Царь Микен стоял какое-то время, молча глядя ему в глаза. Затем он сказал:
— Приятно это слышать, но я должен признаться, что очень удивлен.
— Мы еще поговорим об этом, — мрачно пообещал Одиссей. — У тебя есть какие-нибудь планы на завтрашний вечер?
— У меня нет таких планов, которые нельзя было бы отменить.
— Тогда я приду сюда вместе с Идоменеем и Нестором.
— Они тоже с нами?
— Они будут с нами. Агамемнон протянул руку.

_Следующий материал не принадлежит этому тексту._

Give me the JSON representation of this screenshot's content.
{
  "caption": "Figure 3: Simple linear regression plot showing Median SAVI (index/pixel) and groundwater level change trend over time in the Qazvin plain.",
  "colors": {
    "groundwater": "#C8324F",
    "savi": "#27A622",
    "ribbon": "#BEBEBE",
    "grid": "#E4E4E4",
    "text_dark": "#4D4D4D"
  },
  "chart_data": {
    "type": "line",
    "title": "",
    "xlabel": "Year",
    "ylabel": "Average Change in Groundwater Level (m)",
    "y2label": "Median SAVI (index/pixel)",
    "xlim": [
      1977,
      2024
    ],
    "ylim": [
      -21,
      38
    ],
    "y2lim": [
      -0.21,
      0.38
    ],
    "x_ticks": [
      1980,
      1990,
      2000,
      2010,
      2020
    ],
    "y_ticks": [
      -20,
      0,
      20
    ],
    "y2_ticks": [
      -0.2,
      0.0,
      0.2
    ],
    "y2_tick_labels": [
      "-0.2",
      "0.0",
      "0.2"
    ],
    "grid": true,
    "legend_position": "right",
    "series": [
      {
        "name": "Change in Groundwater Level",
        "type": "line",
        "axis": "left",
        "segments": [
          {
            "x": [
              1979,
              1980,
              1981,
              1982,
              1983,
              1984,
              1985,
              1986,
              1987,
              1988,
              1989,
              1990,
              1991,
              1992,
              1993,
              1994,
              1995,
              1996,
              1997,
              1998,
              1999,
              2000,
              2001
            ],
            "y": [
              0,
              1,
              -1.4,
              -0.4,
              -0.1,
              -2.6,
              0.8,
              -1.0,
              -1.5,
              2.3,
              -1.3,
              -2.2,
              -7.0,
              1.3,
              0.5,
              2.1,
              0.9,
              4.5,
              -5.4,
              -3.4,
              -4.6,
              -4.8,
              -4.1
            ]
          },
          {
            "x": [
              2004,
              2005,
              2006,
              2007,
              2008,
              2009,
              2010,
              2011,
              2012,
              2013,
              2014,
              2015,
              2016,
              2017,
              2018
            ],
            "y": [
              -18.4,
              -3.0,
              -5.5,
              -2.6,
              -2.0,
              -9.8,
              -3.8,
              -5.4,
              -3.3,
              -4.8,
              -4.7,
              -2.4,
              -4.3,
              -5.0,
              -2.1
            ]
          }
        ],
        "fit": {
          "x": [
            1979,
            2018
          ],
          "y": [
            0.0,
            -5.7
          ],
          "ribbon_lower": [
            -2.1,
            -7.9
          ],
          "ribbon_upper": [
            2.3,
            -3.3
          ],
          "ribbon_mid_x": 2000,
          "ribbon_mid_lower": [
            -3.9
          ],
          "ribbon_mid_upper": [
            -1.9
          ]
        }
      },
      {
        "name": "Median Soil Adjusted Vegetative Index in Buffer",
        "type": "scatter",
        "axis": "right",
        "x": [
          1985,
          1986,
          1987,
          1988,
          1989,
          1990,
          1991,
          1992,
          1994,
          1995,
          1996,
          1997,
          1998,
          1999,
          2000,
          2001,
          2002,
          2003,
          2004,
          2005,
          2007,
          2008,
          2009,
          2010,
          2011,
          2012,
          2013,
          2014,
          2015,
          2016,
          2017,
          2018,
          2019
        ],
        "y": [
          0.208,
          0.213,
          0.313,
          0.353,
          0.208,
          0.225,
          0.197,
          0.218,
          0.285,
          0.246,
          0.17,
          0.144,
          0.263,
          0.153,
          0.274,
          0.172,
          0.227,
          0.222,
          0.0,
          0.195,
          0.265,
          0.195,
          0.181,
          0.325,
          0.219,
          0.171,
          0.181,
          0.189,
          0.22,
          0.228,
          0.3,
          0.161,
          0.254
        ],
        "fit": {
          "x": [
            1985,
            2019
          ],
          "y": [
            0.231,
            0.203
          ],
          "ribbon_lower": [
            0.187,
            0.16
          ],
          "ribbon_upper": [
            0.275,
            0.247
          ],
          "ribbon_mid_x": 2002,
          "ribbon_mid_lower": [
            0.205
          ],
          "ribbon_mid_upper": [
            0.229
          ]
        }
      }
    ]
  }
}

— Добро пожаловать, Итака, — сказал он. — Теперь ты брат микенцев. Твои проблемы — наши проблемы, твои мечты — наши мечты.
Одиссей пожал руку. Рукопожатие было крепким.
— Благодарю, Микены, — торжественно ответил он. — С этим рукопожатием твои враги становятся нашими врагами, а твои друзья — нашими друзьями.
В главном зале сидел пьяный царь Фессалии, откинув голову на спинку кресла.
— Прощай, старая ведьма, — сказал он, поднимая свой кубок.
— Не злорадствуй, мой друг, — посоветовал ему Агамемнон. — Даже в разгар нашей вражды нам следует немного посочувствовать Приаму, потому что, говорят, он очень ее любил.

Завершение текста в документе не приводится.